(03-18-2015, 04:37 PM)summermoose Wrote: Start with the words from heart of the wise
Sacrifice meaning with excuse-fused lies
Bend with the lows and cheer with the highs
Wash out wash in, sure to move with the tides
Circumstance of the moon dictates my mind
Feeling up this time, but tick tick time flies
Hi summer,
You have a good ear and a good idea. The tick-tocking of the metaphysical metaphor carries the piece along nicely...beating heart, lows and highs, wash out/in, tides, lunar cycles. So what could possibly go wrong? Not a lot...but if you are asking for crit then punctation would help. This is a simple piece with its own rhythm but as you bizarrely capitalise every line start like some 1950's indoctrinated student of 19th century poetry you create confusion where none should be...to the detriment of the already compromised meter.

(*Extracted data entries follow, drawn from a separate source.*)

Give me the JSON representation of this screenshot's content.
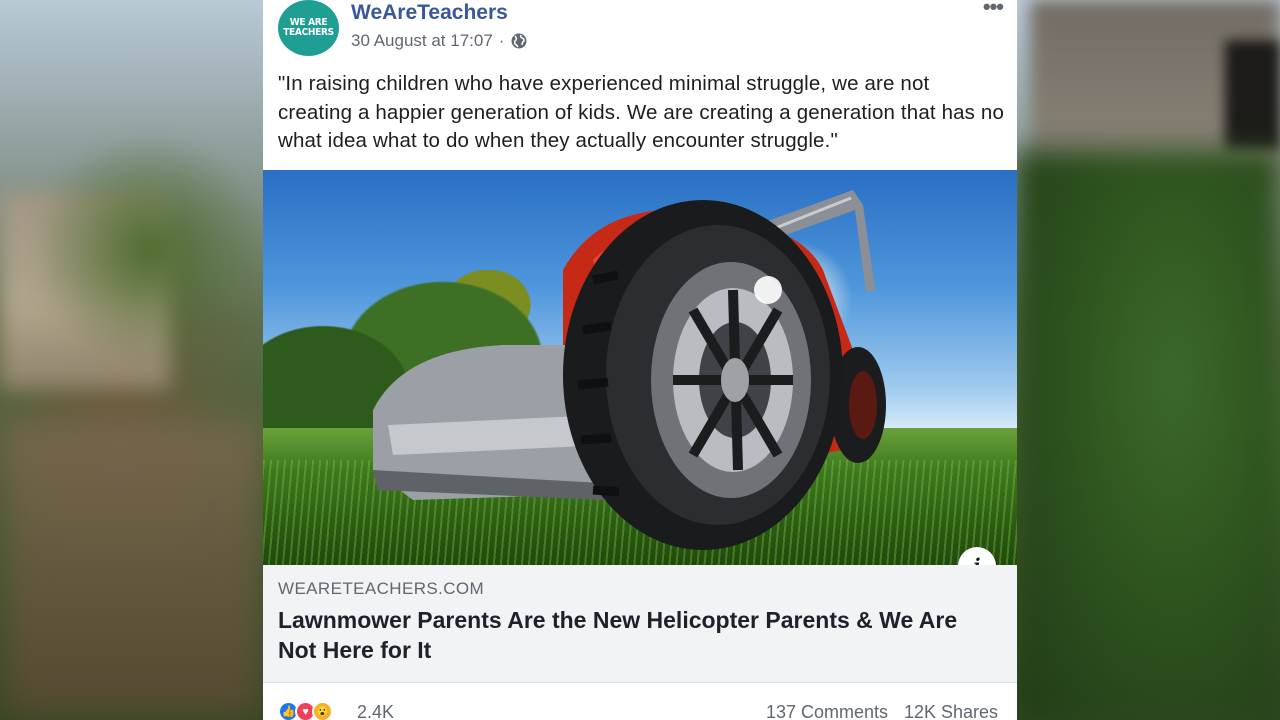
{
  "post": {
    "page_name": "WeAreTeachers",
    "avatar_text_line1": "WE ARE",
    "avatar_text_line2": "TEACHERS",
    "timestamp": "30 August at 17:07",
    "separator": "·",
    "text": "\"In raising children who have experienced minimal struggle, we are not creating a happier generation of kids. We are creating a generation that has no what idea what to do when they actually encounter struggle.\""
  },
  "link_preview": {
    "domain": "WEARETEACHERS.COM",
    "title": "Lawnmower Parents Are the New Helicopter Parents & We Are Not Here for It",
    "info_label": "i"
  },
  "engagement": {
    "reaction_count": "2.4K",
    "comments": "137 Comments",
    "shares": "12K Shares",
    "reactions": [
      "like-icon",
      "love-icon",
      "wow-icon"
    ]
  },
  "colors": {
    "page_name": "#385898",
    "avatar_bg": "#1f9e94",
    "like": "#1877f2",
    "love": "#f33e58",
    "wow": "#f7b125"
  }
}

Even paced poetry will quite often have meter dictated by simple syllable count. L1 has 9, L2 has 10. So put "the" before "heart" in L1. 10/10.
L3 counts 9 again, but L4 has 10. About now one may think that you were going for a pattern here. So look at the last two lines. Are they 10/9. Nope.10/10.
So spot the odd one out. L3 is a half foot short. There is a cool answer. How about "Bend with the lows and cheer up with the highs"? Cheer up, get it?
Your poem, but I would suggest for L1, all other things taken in to consideration, that you get rid of the first "the" so:
"Start with sweet words from the hearts of the wise.."
Sweet-hearts, get it?
Ending on a general observation, use of "the" definite article can often be avoided and so it ought. It fills a space where a
defining word should be, as above.
"Bend with deep lows and cheer up with sky highs." OK. This is cheap. You can do better, of that I am certain.